As part of the program, students are required to complete more than 500 hours of clinical practice. Thanks to the nursing school’s partnership with the Washington District of Columbia VA Medical Center, Budahazy spent her hours serving elderly veterans at the hospital’s neurological, heart failure, and primary-care clinics.

“This program has really provided me with a broad range of clinical experiences with very complex patients living with multiple co-morbidities,” she said. “In any outpatient setting, your goal is to keep patients out of the hospital and that takes a lot of coordination with other providers and family and partnerships with patients. You’re trying to intervene early, and pick up on infections or reasons a patient could end up in unsafe situations. You really can build a long-term relationship with the patient.”

Deirdre Carolan Doerflinger is the project director for the academic partnership between the nursing school and the VA. She said the program provides AGNP students with hands-on training in a wide variety of clinical settings. Since the partnership began in 2016, students have had the opportunity to work in clinics specializing in ophthalmology, heart failure, renal disease, diabetes, neurology, and palliative care.

“The student stays in the system, but is rotated through various specializations,” Carolan Doerflinger said. “There are a wide variety of clinical opportunities at the VA.”

Assistant Professor Janet Selway said she has been impressed by the quality of education students receive while working at the VA.

“We have nurse practitioners there who are experts in chronic pain management or psychiatric disorders and students get exposure to that,” she said. “If you have that background, it’s going to be extremely valuable in your career.”

Following completion of the graduate program, students can choose to continue working at the VA as part of a 12-month residency program. That yearlong period serves as an opportunity for new nurse practitioners to gain experience and confidence while continuing to learn on the job. This year, Catholic University has three residents working at the VA, including Salwa “Susu” Habayeb, who works in the primary care clinic.

“The geriatric population gets overlooked, but we’re all going to get old,” she said. “I’ve always felt that you need just as good care at the end of life.”

For Habayeb, the year of residency at the VA has been an “invaluable” opportunity to work with veterans. She finds meaning in meeting their complex needs and has enjoyed working alongside experienced mentors. She says she hopes to continue working at the VA for years to come.

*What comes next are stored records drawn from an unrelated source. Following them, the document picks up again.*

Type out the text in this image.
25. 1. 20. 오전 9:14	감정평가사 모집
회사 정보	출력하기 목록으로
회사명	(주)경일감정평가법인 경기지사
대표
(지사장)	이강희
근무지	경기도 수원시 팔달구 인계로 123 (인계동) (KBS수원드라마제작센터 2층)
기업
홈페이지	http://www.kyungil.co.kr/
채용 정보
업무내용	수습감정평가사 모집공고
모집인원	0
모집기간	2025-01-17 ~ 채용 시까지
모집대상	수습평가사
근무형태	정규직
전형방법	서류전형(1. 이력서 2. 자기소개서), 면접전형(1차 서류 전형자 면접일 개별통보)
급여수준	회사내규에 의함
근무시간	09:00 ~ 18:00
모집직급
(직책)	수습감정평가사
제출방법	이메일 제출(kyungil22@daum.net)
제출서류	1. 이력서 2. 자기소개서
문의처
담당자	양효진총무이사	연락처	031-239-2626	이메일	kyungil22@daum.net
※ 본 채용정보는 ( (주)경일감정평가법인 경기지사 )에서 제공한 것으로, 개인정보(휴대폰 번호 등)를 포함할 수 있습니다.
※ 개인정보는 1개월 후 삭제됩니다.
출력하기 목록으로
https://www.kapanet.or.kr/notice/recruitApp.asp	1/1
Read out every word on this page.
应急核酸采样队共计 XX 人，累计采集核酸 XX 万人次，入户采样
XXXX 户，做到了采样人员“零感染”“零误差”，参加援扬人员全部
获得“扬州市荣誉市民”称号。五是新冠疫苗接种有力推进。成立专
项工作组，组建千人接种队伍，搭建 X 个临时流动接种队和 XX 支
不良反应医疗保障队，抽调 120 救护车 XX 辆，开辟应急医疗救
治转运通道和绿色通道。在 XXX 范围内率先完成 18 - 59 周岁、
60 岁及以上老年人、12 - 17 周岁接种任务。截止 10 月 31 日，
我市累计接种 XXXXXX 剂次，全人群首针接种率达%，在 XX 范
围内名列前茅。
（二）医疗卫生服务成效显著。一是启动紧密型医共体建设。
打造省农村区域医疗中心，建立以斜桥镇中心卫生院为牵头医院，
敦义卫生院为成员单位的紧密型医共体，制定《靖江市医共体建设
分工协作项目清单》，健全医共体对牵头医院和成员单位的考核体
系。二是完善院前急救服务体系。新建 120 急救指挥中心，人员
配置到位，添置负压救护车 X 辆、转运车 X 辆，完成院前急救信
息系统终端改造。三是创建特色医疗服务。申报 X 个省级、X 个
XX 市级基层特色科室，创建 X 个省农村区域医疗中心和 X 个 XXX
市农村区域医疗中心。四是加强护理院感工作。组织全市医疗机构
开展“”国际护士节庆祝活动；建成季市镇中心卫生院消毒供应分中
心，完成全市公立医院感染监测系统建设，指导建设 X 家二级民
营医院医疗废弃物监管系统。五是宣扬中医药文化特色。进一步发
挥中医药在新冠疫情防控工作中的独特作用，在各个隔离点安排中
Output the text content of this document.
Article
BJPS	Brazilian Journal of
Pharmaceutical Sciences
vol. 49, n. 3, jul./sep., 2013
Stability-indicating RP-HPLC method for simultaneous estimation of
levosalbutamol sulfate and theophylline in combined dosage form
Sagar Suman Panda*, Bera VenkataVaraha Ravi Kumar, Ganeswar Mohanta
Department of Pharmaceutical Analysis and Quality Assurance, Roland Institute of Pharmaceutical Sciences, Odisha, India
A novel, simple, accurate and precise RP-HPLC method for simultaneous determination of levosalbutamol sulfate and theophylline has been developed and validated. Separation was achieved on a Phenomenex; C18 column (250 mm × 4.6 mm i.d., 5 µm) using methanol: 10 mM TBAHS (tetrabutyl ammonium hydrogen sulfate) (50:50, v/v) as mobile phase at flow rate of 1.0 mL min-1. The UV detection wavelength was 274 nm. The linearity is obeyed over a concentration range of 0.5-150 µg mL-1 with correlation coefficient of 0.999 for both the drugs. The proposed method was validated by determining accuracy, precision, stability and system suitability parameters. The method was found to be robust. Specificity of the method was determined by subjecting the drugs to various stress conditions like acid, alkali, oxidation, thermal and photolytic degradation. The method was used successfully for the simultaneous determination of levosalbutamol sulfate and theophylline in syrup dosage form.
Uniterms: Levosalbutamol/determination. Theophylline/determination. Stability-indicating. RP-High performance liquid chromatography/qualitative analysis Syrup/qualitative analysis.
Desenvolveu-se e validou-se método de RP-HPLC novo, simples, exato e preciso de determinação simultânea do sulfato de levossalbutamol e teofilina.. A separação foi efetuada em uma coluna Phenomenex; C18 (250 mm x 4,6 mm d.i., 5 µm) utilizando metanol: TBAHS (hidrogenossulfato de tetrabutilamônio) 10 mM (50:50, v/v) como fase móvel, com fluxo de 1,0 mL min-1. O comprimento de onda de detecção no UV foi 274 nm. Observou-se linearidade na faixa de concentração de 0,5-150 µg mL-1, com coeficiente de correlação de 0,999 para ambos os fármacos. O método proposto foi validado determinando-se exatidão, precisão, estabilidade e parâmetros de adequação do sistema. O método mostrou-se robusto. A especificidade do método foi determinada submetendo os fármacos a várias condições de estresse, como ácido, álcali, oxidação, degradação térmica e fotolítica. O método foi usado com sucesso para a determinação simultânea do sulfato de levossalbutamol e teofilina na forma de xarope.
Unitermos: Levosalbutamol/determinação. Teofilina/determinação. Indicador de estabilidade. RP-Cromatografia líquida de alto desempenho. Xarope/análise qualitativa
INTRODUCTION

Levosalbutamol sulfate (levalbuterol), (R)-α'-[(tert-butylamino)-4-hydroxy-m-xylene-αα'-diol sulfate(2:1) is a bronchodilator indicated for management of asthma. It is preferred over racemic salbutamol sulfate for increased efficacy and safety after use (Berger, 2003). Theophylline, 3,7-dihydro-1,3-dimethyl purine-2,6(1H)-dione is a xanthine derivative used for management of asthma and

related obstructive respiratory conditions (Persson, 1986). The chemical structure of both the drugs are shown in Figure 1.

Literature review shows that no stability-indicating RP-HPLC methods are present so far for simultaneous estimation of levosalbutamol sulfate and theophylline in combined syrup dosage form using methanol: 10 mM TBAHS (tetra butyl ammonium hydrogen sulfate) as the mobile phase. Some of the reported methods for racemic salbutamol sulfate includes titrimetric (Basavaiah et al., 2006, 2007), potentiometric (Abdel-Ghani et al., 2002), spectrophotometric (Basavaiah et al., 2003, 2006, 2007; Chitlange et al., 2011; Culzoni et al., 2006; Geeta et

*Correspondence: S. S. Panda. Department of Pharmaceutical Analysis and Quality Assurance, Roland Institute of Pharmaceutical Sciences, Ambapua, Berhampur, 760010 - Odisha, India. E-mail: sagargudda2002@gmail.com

“This is my first time working with vets,” Habayeb said. “The patients have so many issues, psychosocially and physically, and that’s what drew me to this population. It feels like I’m serving an underserved population.”

Budahazy said she has also enjoyed working with veterans and serving her country in that way.

“I think that veterans have a lot of complex needs that require multidisciplinary care and that’s what I really love about it,” Budahazy said. “My dad is a Vietnam vet and I’m really honored to provide care to patients who are deserving of the best.”